Un fœtus trouvé dans un animal abattu
« Venoheg bashalil. » Un shalil est un petit trouvé à l'intérieur de la mère après sa shehita, et il s'agit ici d'un petit vivant et arrivé au terme de ses neuf mois. Un tel fœtus possède son propre nerf, et ce nerf est interdit. Ainsi tranche Rabbi Méir, qui soutient qu'un petit vivant et à terme découvert dans la matrice exige sa propre shehita et n'est pas permis agav imo, par le biais de sa mère. Comme il constitue un animal à part entière, son nerf est frappé de l'issour.
« Rabbi Yehouda omer » : Rabbi Yehouda adopte la position inverse, « eino noheg bashalil », l'issour n'atteint pas le nerf du fœtus. Selon lui, la permission accordée par la Torah à tout ce qui est trouvé à l'intérieur d'un animal correctement abattu s'étend même à un petit vivant et à terme qui s'y trouve. Il est considéré comme une partie de la mère et non comme une bête distincte, si bien qu'il n'y a rien à retirer de sa cuisse.
La graisse environnante
« V'helbo moutar. » La graisse qui entoure le nerf est permise à la consommation. La Torah n'a interdit que le nerf lui-même, non la graisse qui l'enveloppe. La Bartenoura note toutefois que Klal Yisrael a pris sur lui une pratique plus rigoureuse en la matière : « Nahagou bo issour », ils traitent cette graisse comme interdite et n'en mangent pas. Selon ses mots : « Yisrael kedoshim nahagou bo issour. »
Les bouchers sont-ils crus ?
« V'ein hatabahim ne'emanin », les bouchers n'ont aucune crédibilité, « al guid hanashé, divré Rabbi Méir ». De l'avis de Rabbi Méir, un boucher qui affirme avoir extrait le nerf de la cuisse n'est pas digne de confiance. L'extraction est un travail minutieux qui prend du temps, alors que le boucher est pressé de fournir la viande à ses clients : il y a donc une crainte réelle qu'il ait bâclé l'ouvrage. L'acheteur doit par conséquent examiner lui-même la viande et vérifier qu'il ne reste rien du nerf.

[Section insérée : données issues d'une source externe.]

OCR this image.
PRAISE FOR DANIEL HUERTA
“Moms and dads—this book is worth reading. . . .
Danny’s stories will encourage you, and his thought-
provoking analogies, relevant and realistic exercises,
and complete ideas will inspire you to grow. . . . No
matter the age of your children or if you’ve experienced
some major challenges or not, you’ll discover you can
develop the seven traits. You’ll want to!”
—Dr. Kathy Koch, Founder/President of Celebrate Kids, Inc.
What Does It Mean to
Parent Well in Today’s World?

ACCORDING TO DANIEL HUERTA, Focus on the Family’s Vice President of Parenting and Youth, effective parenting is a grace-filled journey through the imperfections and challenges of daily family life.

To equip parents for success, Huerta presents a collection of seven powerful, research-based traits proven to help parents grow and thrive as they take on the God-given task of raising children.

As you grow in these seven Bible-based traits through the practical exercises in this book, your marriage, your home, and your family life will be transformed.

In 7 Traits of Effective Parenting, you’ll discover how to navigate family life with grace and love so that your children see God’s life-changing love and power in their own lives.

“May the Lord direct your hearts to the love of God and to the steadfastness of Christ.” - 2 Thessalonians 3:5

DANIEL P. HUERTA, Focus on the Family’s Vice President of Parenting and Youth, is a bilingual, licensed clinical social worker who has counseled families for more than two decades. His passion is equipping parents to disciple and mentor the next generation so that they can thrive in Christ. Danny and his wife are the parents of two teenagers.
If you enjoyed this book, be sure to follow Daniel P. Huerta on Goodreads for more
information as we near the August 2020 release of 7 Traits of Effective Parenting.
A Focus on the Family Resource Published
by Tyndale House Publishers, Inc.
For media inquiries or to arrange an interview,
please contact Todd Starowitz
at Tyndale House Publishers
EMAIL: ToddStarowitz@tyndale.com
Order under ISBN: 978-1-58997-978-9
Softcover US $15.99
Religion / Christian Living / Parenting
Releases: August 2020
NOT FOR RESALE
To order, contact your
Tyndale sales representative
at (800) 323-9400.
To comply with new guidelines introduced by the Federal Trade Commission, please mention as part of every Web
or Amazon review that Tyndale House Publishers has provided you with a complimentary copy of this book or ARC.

« Vahakhamim omrim » : les Sages ne sont pas d'accord. « Ne'emanin alav », les bouchers sont crus au sujet de ce nerf, « v'al hahelev », et au sujet des graisses interdites également. La déclaration d'un boucher selon laquelle il a procédé au retrait est acceptée, car nous n'avons aucune raison de le soupçonner de mentir là-dessus.